Fernando Becerra, representante da APB, explica que “todas as drogas devem ser regulamentadas e legalizadas”. Ele acrescenta: “Não acreditamos que a proibição seja uma solução para a política de drogas”.  Becerra, como muitas pessoas que defendem uma política de drogas antiproibicionista, argumenta que a proibição dessas substâncias viola “inúmeros direitos humanos”, como o aumento da população carcerária e a quantidade de assassinatos. “No final, a proibição não acaba reduzindo o consumo, abuso e dependência das substâncias”, confirma. Becerra argumenta que a guerra contra as drogas é totalmente ineficaz para a finalidade da saúde pública. Acredita que seu uso político é uma forma de controle populacional, em especial dos grupos minoritários, principalmente os mais pobres. 

As substâncias psicodélicas têm muitas utilidades. Omar Mera é um técnico de aeronaves que consome microdoses de cogumelos para focar melhor no seu trabalho. Mera também utiliza o LSD, entre outras drogas, de forma recreativa. Ele descreve a experiência: “Sinto-me bem, meus sentidos de toque aumentam, posso sentir variações de temperatura, ouvir sons distantes e isolar outros. Ao escutar uma música, consigo isolar a bateria”.

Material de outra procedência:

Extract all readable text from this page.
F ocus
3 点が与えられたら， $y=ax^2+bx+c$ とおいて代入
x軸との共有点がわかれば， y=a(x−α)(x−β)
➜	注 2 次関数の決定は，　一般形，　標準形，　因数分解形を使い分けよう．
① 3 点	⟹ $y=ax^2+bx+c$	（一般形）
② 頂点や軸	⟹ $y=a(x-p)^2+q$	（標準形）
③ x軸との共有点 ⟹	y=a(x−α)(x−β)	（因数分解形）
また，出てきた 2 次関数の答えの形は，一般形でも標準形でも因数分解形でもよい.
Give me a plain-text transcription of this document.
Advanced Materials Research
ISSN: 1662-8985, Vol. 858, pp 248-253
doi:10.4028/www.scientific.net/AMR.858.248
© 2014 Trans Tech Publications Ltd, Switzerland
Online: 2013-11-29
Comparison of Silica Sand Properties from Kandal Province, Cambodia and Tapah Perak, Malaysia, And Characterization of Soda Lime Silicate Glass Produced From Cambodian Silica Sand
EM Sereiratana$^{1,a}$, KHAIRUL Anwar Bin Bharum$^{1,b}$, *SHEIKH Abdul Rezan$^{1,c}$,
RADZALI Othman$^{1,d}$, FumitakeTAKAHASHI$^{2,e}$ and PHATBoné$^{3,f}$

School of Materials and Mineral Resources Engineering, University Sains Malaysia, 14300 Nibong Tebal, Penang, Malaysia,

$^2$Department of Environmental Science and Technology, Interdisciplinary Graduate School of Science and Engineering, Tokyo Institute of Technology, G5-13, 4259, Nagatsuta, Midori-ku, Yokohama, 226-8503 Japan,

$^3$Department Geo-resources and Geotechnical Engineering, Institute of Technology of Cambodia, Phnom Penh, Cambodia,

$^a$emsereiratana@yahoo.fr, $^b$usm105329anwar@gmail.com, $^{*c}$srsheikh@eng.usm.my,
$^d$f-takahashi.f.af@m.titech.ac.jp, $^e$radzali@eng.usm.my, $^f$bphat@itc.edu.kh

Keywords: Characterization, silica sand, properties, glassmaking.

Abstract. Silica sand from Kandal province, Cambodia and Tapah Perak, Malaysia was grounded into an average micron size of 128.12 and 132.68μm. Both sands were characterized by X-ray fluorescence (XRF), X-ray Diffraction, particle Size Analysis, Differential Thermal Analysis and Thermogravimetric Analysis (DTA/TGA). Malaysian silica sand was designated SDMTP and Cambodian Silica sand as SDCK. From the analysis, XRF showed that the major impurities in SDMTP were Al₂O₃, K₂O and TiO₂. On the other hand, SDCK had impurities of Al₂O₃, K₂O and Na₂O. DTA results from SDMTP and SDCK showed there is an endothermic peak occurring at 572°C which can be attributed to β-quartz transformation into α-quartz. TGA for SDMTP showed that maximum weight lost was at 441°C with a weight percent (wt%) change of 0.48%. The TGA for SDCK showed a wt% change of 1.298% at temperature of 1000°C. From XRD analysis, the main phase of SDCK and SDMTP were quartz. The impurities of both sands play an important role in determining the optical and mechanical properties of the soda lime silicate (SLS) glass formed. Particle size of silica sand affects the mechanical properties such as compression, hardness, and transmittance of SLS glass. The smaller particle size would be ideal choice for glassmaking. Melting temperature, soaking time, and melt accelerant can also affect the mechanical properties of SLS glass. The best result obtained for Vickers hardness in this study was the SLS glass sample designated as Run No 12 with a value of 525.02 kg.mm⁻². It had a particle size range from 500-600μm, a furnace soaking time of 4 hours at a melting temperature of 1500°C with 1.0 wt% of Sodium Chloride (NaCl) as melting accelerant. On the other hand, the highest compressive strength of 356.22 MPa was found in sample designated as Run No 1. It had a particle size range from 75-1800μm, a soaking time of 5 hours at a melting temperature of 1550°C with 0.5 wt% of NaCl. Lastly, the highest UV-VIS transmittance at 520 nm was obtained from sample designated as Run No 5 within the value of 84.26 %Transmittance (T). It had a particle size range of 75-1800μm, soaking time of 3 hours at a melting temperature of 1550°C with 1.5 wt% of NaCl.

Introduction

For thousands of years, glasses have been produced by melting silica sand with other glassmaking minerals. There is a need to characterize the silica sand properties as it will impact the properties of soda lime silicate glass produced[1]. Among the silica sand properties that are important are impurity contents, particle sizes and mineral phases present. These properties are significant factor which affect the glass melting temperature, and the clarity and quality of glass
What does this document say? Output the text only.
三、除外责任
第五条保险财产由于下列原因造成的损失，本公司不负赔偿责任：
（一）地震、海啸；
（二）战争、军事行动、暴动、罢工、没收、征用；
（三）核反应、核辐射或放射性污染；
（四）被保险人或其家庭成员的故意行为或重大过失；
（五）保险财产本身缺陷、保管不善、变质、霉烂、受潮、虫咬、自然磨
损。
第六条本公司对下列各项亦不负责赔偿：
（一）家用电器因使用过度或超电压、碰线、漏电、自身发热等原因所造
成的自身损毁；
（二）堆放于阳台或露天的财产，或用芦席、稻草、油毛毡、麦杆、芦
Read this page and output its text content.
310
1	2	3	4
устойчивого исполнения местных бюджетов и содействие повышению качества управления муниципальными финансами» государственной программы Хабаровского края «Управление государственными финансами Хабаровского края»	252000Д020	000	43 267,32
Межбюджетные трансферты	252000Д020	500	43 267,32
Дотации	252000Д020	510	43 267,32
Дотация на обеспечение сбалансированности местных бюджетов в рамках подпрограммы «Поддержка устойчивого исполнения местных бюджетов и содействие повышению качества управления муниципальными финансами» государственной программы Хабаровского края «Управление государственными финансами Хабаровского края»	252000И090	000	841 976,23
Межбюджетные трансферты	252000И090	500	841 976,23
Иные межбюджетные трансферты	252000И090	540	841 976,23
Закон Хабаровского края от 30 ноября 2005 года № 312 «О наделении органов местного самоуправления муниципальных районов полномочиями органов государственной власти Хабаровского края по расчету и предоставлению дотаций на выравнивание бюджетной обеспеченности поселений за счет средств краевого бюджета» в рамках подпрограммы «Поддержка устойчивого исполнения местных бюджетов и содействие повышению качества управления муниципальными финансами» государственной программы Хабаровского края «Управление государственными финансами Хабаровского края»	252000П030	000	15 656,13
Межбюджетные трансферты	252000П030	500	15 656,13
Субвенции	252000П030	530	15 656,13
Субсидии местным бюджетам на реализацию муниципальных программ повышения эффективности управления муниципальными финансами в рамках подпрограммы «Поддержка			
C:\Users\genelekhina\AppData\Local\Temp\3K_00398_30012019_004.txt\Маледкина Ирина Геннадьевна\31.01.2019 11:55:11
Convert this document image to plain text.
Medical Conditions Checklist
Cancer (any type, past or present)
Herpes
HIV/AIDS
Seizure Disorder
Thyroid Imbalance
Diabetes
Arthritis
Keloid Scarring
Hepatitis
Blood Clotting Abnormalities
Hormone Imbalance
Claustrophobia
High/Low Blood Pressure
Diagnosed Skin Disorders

Mera apoia a legalização do uso recreativos de LSD e cogumelos, mas inculca a importância de ter cuidado com tais substâncias. Ele aconselha conhecer e confiar nas origens do produto e só consumir perto de pessoas confiáveis, em lugares seguros. “Se você é um profissional que consome algumas drogas como maconha, LSD e cogumelos, acho que está tudo bem. Nunca me senti viciado naquelas drogas, ao contrário do cigarro”, comenta o usuário. Será que é uma questão de equilíbrio? Só o futuro poderá dizer.